Submission Details

RYR2 was evaluated for autosomal dominant dilated cardiomyopathy (DCM). RYR2 has also been curated by the gene curation expert panel for catecholaminergic polymorphic ventricular tachycardia (CPVT) (definitive, 1/2021), hypertrophic cardiomyopathy (limited, 12/2022), and arrhythmogenic right ventricular cardiomyopathy (ARVC) (refuted, 7/2019). In addition, RYR2 has been reported with ventricular arrhythmias due to cardiac ryanodine receptor calcium release deficiency syndrome (VACRDS) at the time of review. RYR2 gain-of-function mutations can lead to CPVT, whereas RYR2 loss-of-function mutations can lead to VACRDS. This was considered in accordance with ClinGen lumping and splitting criteria. Due to the distinct differences in phenotypic variability and mechanism, the curation was split and curated for autosomal DCM. The mechanism of DCM pathogenicity is likely related to gain-of-function (Tang et al, 2012, PMID 22374134).

Human genetic evidence supporting this gene-disease relationship includes case-level data.

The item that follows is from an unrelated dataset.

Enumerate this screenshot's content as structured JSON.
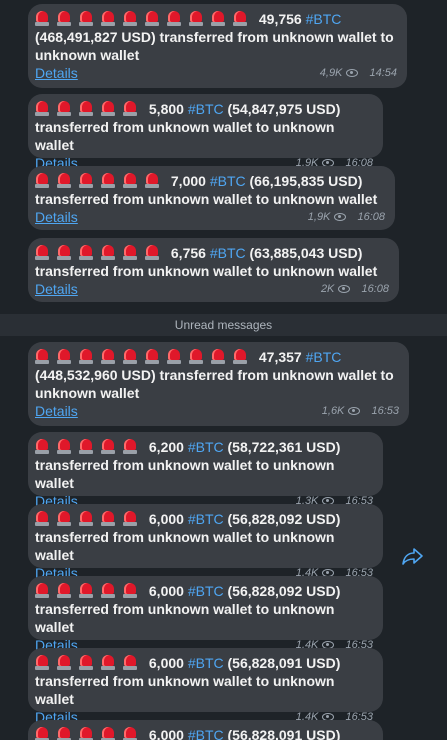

At least 4 missense variants and 1 truncating variant have been reported in humans with DCM (PMID: 32041989, 34597909, 32748945, 31931689, 38479959). Excluding studies that did not examine the genes TTN or FLNC, two missense variants remain for case-level scoring. A 12-year-old male with dilated cardiomyopathy with biventricular dysfunction in the setting of multifocal atrial tachycardia was found with a RYR2 p.Ile4857Asn missense variant (Ramchand et al, 2020, PMID 31931689). There is no ClinVar entry and no segregation information. Of note, this variant is within the CPVT hotspot at the C-terminus, where nearby variants p.Phe4851Leu, p.Ile4855Met, p.Ile4857Val, and p.Ile4862Thr have been asserted, in some cases with conflicting assertions, as disease-causing for CPVT and LVNC. In addition, the p.Ser3349Leu variant has been identified in 3 families (Ben-Haim et al, 2024, PMID 38479959). The proband is a 24-year-old female with sudden death due to VF arrest and a morphologically normal heart. Through family evaluation, 4 relatives were found to have DCM and carry the p.Ser3349Leu variant. The same variant was found in another heart failure patient who was found with DCM on postmortem exam and another family with sudden unexpected death in the young and dilated cardiomyopathy. There is no case-control data in support of disease-causation in DCM (Walsh et al, 2016, PMID 39411402).

In addition, this gene-disease assertion is supported by function and animal models. RYR2 gene expression is highly cardiomyocyte specific. The RyR2-S2808D+/+ knock-in mice, in which the serine-to-aspartate substitution mimic constitutive PKA hyperphosphorylation resulting in leaky RyR2, developed an age-dependent cardiomyopathy, elevated RyR2 oxidation and nitrosylation, reduced SR Ca2+ store content and increased diastolic SR Ca2+ leak (Shan et al, 2010, PMID 21099115). After myocardial infarction, RyR2-S2808D+/+ mice exhibited increased mortality compared with WT littermates. In addition, the RYR2 I4093V +/- heterozygous randomly mutagenized mouse model, that is easily provoked to have ventricular arrhythmia from epinephrine, developed age-dependent cardiomyocyte hypertrophy, increased heart weight, and reduced LV EF (Okabe et al, 2024, PMID 38621141).

In the case-level and mouse model data described above, individual RYR2 variants may manifest in atrial or ventricular arrhythmia, dilated cardiomyopathy or a combination of these features. Additional data will be required to determine the relationship between RYR2 variant type, arrhythmia and cardiomyopathy, as well as whether RYR2 causes DCM with or without arrhythmia.

In summary, there is limited evidence to support this gene-disease relationship. More evidence is needed to support the relationship of RYR2 with autosomal dominant DCM.

This classification was approved by the ClinGen Dilated Cardiomyopathy Working Group on 1/10/2025.